# 🏡 Linear Regression and Multicollinearity Analysis on Housing Data

This section continues from where we split the dataset into training and testing sets. We will now apply linear regression with different feature combinations and analyze the multicollinearity in the dataset.
CONTINUE BDMT_S1
---

## 1. Linear Regression with One Feature (Area)

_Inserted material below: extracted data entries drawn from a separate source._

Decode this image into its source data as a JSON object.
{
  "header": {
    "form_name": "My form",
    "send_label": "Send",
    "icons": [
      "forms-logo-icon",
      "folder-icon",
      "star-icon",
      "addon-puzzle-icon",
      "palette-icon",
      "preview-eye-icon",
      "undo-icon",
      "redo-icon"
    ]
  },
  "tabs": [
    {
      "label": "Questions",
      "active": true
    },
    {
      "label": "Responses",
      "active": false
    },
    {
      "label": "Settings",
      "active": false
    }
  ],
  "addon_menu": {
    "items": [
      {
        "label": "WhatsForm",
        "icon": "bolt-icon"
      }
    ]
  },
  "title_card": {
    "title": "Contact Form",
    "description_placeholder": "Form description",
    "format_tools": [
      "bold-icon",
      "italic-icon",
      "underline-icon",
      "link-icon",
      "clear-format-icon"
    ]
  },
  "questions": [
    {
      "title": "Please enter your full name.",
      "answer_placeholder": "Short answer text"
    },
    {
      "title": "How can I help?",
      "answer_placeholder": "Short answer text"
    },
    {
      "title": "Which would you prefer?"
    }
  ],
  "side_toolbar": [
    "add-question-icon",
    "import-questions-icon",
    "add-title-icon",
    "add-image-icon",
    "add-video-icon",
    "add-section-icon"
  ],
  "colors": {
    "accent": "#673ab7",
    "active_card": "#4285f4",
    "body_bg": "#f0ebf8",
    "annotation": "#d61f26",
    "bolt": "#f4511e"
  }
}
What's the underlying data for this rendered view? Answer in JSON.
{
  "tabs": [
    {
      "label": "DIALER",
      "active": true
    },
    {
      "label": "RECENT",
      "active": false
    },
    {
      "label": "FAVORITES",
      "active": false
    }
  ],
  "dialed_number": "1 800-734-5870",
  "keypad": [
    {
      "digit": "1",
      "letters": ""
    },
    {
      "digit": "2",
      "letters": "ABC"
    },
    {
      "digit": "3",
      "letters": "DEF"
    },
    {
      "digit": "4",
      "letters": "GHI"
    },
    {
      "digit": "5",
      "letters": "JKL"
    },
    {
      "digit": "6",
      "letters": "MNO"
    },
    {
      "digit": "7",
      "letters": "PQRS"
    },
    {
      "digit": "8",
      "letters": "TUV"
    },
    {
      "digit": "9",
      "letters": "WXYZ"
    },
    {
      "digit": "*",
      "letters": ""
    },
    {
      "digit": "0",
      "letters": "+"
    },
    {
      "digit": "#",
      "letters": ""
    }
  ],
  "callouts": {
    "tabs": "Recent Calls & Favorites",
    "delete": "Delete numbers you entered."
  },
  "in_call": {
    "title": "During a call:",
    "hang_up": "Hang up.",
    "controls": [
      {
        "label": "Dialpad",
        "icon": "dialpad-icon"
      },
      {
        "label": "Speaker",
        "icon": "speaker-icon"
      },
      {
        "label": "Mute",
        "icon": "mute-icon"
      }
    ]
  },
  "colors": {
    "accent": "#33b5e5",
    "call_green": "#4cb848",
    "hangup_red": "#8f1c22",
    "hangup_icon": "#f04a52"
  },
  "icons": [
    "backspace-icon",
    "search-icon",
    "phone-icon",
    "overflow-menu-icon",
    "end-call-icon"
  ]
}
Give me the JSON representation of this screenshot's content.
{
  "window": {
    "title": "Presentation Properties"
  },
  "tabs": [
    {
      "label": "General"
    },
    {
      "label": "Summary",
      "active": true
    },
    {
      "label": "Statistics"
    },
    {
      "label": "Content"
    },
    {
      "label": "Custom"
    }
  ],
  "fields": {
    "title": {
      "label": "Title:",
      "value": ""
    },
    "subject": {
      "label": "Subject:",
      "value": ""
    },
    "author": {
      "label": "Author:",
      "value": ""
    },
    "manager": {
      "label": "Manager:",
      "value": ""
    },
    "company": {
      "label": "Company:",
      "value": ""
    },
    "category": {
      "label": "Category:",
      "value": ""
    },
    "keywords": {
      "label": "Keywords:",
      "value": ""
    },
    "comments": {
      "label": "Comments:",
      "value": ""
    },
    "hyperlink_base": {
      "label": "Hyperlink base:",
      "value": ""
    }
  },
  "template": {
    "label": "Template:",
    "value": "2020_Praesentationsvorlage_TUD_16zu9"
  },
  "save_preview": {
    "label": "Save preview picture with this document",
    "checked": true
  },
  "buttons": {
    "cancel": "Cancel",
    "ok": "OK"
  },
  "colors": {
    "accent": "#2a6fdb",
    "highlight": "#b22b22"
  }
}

We will start by building a simple linear regression model using just the `area` feature to predict the `price`.

```python
from sklearn.linear_model import LinearRegression
from sklearn.metrics import mean_squared_error, r2_score

# Use 'area' as the only feature
X_train_one = X_train[['area']]
X_test_one = X_test[['area']]

# Initialize and train the linear regression model
lr_one = LinearRegression()
lr_one.fit(X_train_one, y_train)

# Make predictions
y_pred_one = lr_one.predict(X_test_one)

# Evaluate the model
print("Mean Squared Error (MSE):", mean_squared_error(y_test, y_pred_one))
print("R^2 Score:", r2_score(y_test, y_pred_one))
```

---

## 2. Linear Regression with Three Features

Next, we will extend the model to use three features: `area`, `bedrooms`, and `bathrooms`.

```python
# Use 'area', 'bedrooms', and 'bathrooms' as features
X_train_three = X_train[['area', 'bedrooms', 'bathrooms']]
X_test_three = X_test[['area', 'bedrooms', 'bathrooms']]

# Initialize and train the linear regression model
lr_three = LinearRegression()
lr_three.fit(X_train_three, y_train)

# Make predictions
y_pred_three = lr_three.predict(X_test_three)

# Evaluate the model
print("Mean Squared Error (MSE):", mean_squared_error(y_test, y_pred_three))
print("R^2 Score:", r2_score(y_test, y_pred_three))
```

---

## 3. Linear Regression with All Features

Finally, we will build a model using all available features in the dataset.

```python
# Use all features available
lr_all = LinearRegression()
lr_all.fit(X_train, y_train)

# Make predictions
y_pred_all = lr_all.predict(X_test)

# Evaluate the model
print("Mean Squared Error (MSE):", mean_squared_error(y_test, y_pred_all))
print("R^2 Score:", r2_score(y_test, y_pred_all))
```

---

## 4. Detecting Multicollinearity

Multicollinearity occurs when two or more predictor variables in a dataset are highly correlated. We can detect multicollinearity using the Variance Inflation Factor (VIF).

```python
from statsmodels.stats.outliers_influence import variance_inflation_factor
import pandas as pd

# Calculate VIF for each feature
vif_data = pd.DataFrame()
vif_data["feature"] = X_train.columns
vif_data["VIF"] = [variance_inflation_factor(X_train.values, i) for i in range(X_train.shape[1])]

# Display the VIF values
print(vif_data)
```

- A VIF value greater than 10 indicates a high correlation between a feature and other features, signaling multicollinearity.
- We may consider removing or transforming features with high VIF values to improve the model.

---

## Conclusion

We have built and evaluated linear regression models using different combinations of features, starting with one feature (`area`), then adding more features (`bedrooms` and `bathrooms`), and finally using all available features. We also analyzed multicollinearity using the Variance Inflation Factor (VIF) to identify potential issues with feature correlations.